Cass. com., 10 février 2021, n° 19-10.919
COUR DE CASSATION
Arrêt
Cassation
PARTIES
Demandeur :
Lepetit
Défendeur :
Cabinet Robert (SAS)
COMPOSITION DE LA JURIDICTION
Président :
Mme Mouillard
Rapporteur :
Mme Lion
Avocat général :
M. Debacq
Avocats :
SCP de Chaisemartin, Doumic-Seiller, SCP Zribi et Texier
Faits et procédure
1. Selon l'arrêt attaqué (Limoges, 18 octobre 2018), M. Lepetit a quitté la société d'expertise-comptable Cabinet Robert (la société Robert), dont il était associé, et a, à cette occasion, acquis une partie de la clientèle de cette société, en vertu d'un acte du 11 avril 2011 qui comportait une clause d'interdiction, pour la cédante, de démarcher la clientèle cédée, et, pour le cessionnaire, de démarcher la clientèle non cédée.

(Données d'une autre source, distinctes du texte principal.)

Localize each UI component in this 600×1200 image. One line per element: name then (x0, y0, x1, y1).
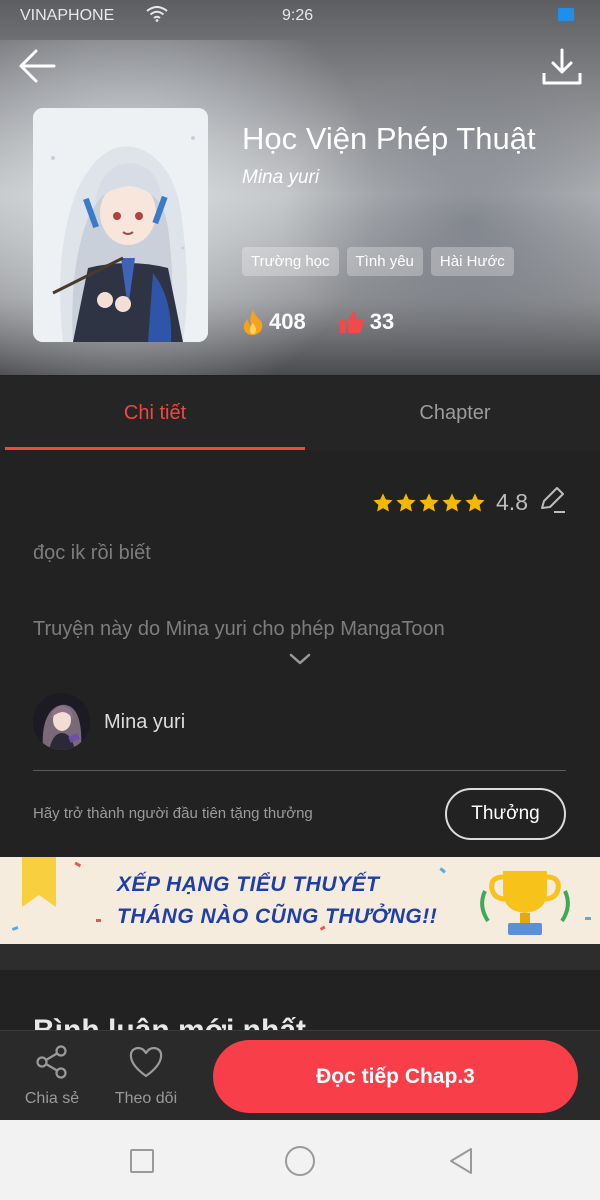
tag-list: Trường học Tình yêu Hài Hước (242, 247, 514, 276)
star-rating (372, 492, 486, 514)
views-stat: 408 (242, 309, 306, 335)
star-icon (442, 492, 462, 512)
reward-button[interactable]: Thưởng (445, 788, 566, 840)
circle-nav-icon (285, 1146, 315, 1176)
share-label: Chia sẻ (24, 1090, 80, 1107)
tag-item[interactable]: Hài Hước (430, 247, 514, 276)
tag-item[interactable]: Tình yêu (346, 247, 423, 276)
chevron-down-icon (289, 653, 311, 665)
rate-button[interactable] (538, 486, 566, 519)
tab-detail[interactable]: Chi tiết (5, 376, 305, 450)
expand-button[interactable] (288, 652, 312, 671)
battery-icon (558, 8, 574, 21)
likes-count: 33 (369, 309, 395, 334)
book-title: Học Viện Phép Thuật (242, 121, 536, 156)
back-button[interactable] (16, 44, 60, 88)
views-count: 408 (269, 309, 306, 334)
star-icon (465, 492, 485, 512)
back-arrow-icon (19, 49, 56, 83)
continue-reading-button[interactable]: Đọc tiếp Chap.3 (213, 1040, 578, 1113)
heart-icon (129, 1046, 163, 1078)
book-stats: 408 33 (242, 309, 394, 335)
author-name: Mina yuri (104, 711, 186, 733)
system-back-button[interactable] (445, 1145, 477, 1177)
promo-banner[interactable]: XẾP HẠNG TIỂU THUYẾT THÁNG NÀO CŨNG THƯỞ… (0, 857, 600, 944)
star-icon (373, 492, 393, 512)
thumbs-up-icon (339, 311, 364, 333)
star-icon (419, 492, 439, 512)
carrier-label: VINAPHONE (20, 7, 115, 24)
home-button[interactable] (284, 1145, 316, 1177)
book-author[interactable]: Mina yuri (242, 167, 582, 189)
cover-illustration (33, 108, 208, 342)
clock: 9:26 (282, 7, 314, 24)
wifi-icon (146, 6, 168, 26)
bottom-action-bar: Chia sẻ Theo dõi Đọc tiếp Chap.3 (0, 1030, 600, 1120)
fire-icon (243, 310, 263, 335)
title-block: Học Viện Phép Thuật Mina yuri (242, 118, 582, 189)
book-header: VINAPHONE 9:26 Học Viện Phép Thuật Mina … (0, 0, 600, 375)
system-nav-bar (0, 1120, 600, 1200)
trophy-icon (480, 871, 570, 935)
permission-note: Truyện này do Mina yuri cho phép MangaTo… (33, 618, 445, 640)
tab-bar: Chi tiết Chapter (0, 376, 600, 450)
follow-label: Theo dõi (114, 1090, 178, 1107)
book-cover[interactable] (33, 108, 208, 342)
banner-subline: THÁNG NÀO CŨNG THƯỞNG!! (117, 905, 438, 928)
share-button[interactable]: Chia sẻ (16, 1045, 88, 1108)
tag-item[interactable]: Trường học (242, 247, 339, 276)
tab-chapter[interactable]: Chapter (305, 376, 600, 450)
share-icon (36, 1045, 67, 1079)
reward-prompt: Hãy trở thành người đầu tiên tặng thưởng (33, 805, 313, 822)
follow-button[interactable]: Theo dõi (108, 1045, 184, 1108)
download-icon (542, 48, 582, 85)
divider (33, 770, 566, 771)
edit-icon (541, 487, 565, 513)
square-nav-icon (130, 1149, 154, 1173)
author-row[interactable]: Mina yuri (33, 693, 566, 751)
rating-block: 4.8 (372, 486, 566, 519)
book-description: đọc ik rồi biết (33, 542, 151, 564)
likes-stat: 33 (339, 309, 394, 335)
recent-apps-button[interactable] (126, 1145, 158, 1177)
triangle-back-nav-icon (450, 1148, 472, 1174)
star-icon (396, 492, 416, 512)
rating-value: 4.8 (496, 489, 528, 515)
banner-headline: XẾP HẠNG TIỂU THUYẾT (117, 873, 380, 896)
section-separator (0, 944, 600, 970)
download-button[interactable] (540, 46, 584, 90)
author-avatar[interactable] (33, 693, 90, 750)
status-bar: VINAPHONE 9:26 (0, 0, 600, 32)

2. Reprochant à la société Robert d'avoir adressé, le 5 mai 2011, un document publicitaire à la clientèle qui lui avait été cédée, en méconnaissance de la clause d'interdiction de démarchage, M. Lepetit l'a assignée en paiement de la pénalité contractuellement prévue en cas de non-respect de cette clause et la société Robert a formé une demande reconventionnelle en paiement de cette même pénalité et, à titre subsidiaire, en réparation de son préjudice résultant d'actes de concurrence déloyale.
Examen des moyens
Sur le premier moyen et sur le deuxième moyen, pris en sa première branche, ci-après annexés
3. En application de l'article 1014, alinéa 2, du code de procédure civile, il n'y a pas lieu de statuer par une décision spécialement motivée sur ces moyens qui ne sont manifestement pas de nature à entraîner la cassation. Mais sur le deuxième moyen, pris en sa sixième branche
Enoncé du moyen
4. M. Lepetit fait grief à l'arrêt de le condamner à verser à la société Robert la somme de 20 000 euros au titre de la concurrence déloyale, alors « qu'une faute déontologique ne peut constituer un acte de concurrence déloyale que si elle est à l'origine du transfert de clientèle allégué ; qu'en se bornant, en l'espèce, à affirmer que M. Lepetit s'était rendu coupable d'un acte de concurrence déloyale envers la société Robert car la faute commise - en l'occurrence avoir commencé sa mission dans les neuf sociétés du groupe Géry sans avoir obtenu l'acceptation de son prédécesseur, en sachant que des honoraires n'avaient pas été réglés par des sociétés de ce groupe et sans attendre la décision de l'Ordre des experts-comptables auquel il était tenu de se référer - était en lien direct avec la perte de chiffre d'affaires correspondant à ces neuf clients, sans constater que la faute déontologique reprochée était à l'origine du transfert de la clientèle des neuf sociétés du groupe Géry, dont elle relevait par ailleurs que celles-ci avaient sollicité les services de M. Lepetit en l'absence de tout démarchage de sa part, la cour d'appel a privé sa décision de base légale au regard de l'article 1382 devenu l'article 1240 du code civil. »
Réponse de la Cour
Vu l'article 1382, devenu 1240, du code civil :
5. Il résulte de ce texte qu'un manquement à une règle de déontologie, dont l'objet est de fixer les devoirs des membres d'une profession et qui est assortie de sanctions disciplinaires, ne constitue un acte de concurrence déloyale par détournement de clientèle que s'il est établi que ce manquement est à l'origine du transfert de clientèle allégué.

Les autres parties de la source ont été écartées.